All of that was put into doubt, however, when he left the AFC Championship game with a high ankle sprain, an injury that typically needs more than two weeks to heal.
No knock on Pouncey’s backup Doug Legursky, but it is a steep drop-off when he is in the lineup.
The 304-pound Pouncey can match up against the large, powerful defensive tackles, yet has the speed and athleticism to pull for outside runs. Not to mention that his football IQ will be greatly missed on the field.
Simply put, the Steelers are much better with him in the lineup and after facing two of the best defenses in the league in these playoffs, Pouncey would be more than up to the challenge of going up against a very good Green Bay defense.
Pouncey does not have to look any further than the Steelers all-time leading receiver, Hines Ward, who found himself in a similar situation for Super Bowl 43.
Ward injured his knee in the AFC Championship game against Baltimore and the outlook did not look good. But with extensive treatment, Ward not only played in the Super Bowl, but he was able to start and contribute.
To Pouncey’s advantage, the 21 year-old is much younger than Ward was and like Ward, Pouncey’s drive and commitment is second to none.
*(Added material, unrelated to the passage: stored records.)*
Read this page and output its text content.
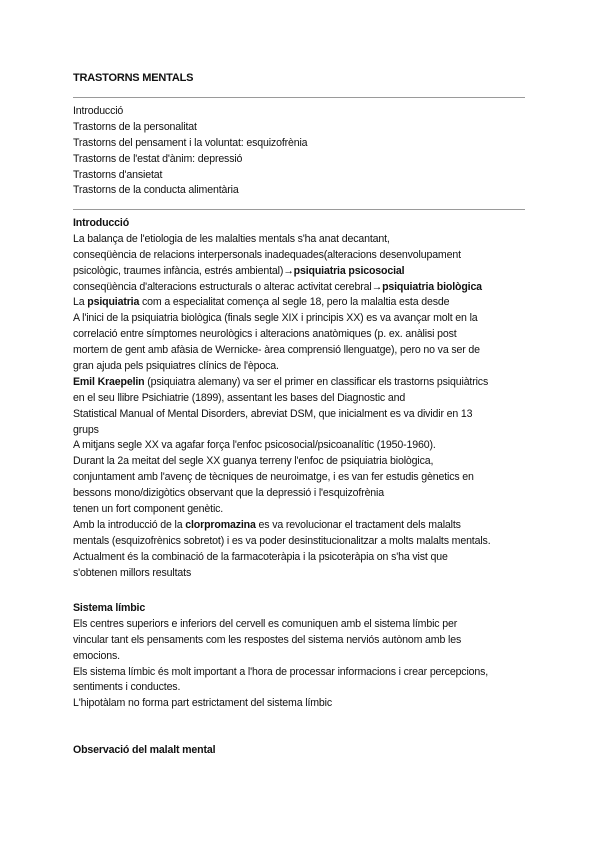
TRASTORNS MENTALS
Introducció
Trastorns de la personalitat
Trastorns del pensament i la voluntat: esquizofrènia
Trastorns de l'estat d'ànim: depressió
Trastorns d'ansietat
Trastorns de la conducta alimentària
Introducció
La balança de l'etiologia de les malalties mentals s'ha anat decantant,
conseqüència de relacions interpersonals inadequades(alteracions desenvolupament
psicològic, traumes infància, estrés ambiental)→psiquiatria psicosocial
conseqüència d'alteracions estructurals o alterac activitat cerebral→psiquiatria biològica
La psiquiatria com a especialitat comença al segle 18, pero la malaltia esta desde
A l'inici de la psiquiatria biològica (finals segle XIX i principis XX) es va avançar molt en la
correlació entre símptomes neurològics i alteracions anatòmiques (p. ex. anàlisi post
mortem de gent amb afàsia de Wernicke- àrea comprensió llenguatge), pero no va ser de
gran ajuda pels psiquiatres clínics de l'època.
Emil Kraepelin (psiquiatra alemany) va ser el primer en classificar els trastorns psiquiàtrics
en el seu llibre Psichiatrie (1899), assentant les bases del Diagnostic and
Statistical Manual of Mental Disorders, abreviat DSM, que inicialment es va dividir en 13
grups
A mitjans segle XX va agafar força l'enfoc psicosocial/psicoanalític (1950-1960).
Durant la 2a meitat del segle XX guanya terreny l'enfoc de psiquiatria biològica,
conjuntament amb l'avenç de tècniques de neuroimatge, i es van fer estudis gènetics en
bessons mono/dizigòtics observant que la depressió i l'esquizofrènia
tenen un fort component genètic.
Amb la introducció de la clorpromazina es va revolucionar el tractament dels malalts
mentals (esquizofrènics sobretot) i es va poder desinstitucionalitzar a molts malalts mentals.
Actualment és la combinació de la farmacoteràpia i la psicoteràpia on s'ha vist que
s'obtenen millors resultats
Sistema límbic
Els centres superiors e inferiors del cervell es comuniquen amb el sistema límbic per
vincular tant els pensaments com les respostes del sistema nerviós autònom amb les
emocions.
Els sistema límbic és molt important a l'hora de processar informacions i crear percepcions,
sentiments i conductes.
L'hipotàlam no forma part estrictament del sistema límbic
Observació del malalt mental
“I had the same injury before on my other ankle and I know how to attack it,” Pouncey said. “I know how to approach things. I'm ready. I know in my heart that I'm playing in that game.”
It is going to take more than talk from Pouncey to get his ankle ready to go, but if it comes down to playing with pain, that would not be an issue. He has the mindset that he is going to play and if he can step onto the field in Dallas the Steelers chances at a seventh title will be that much better, ankle sprain or not.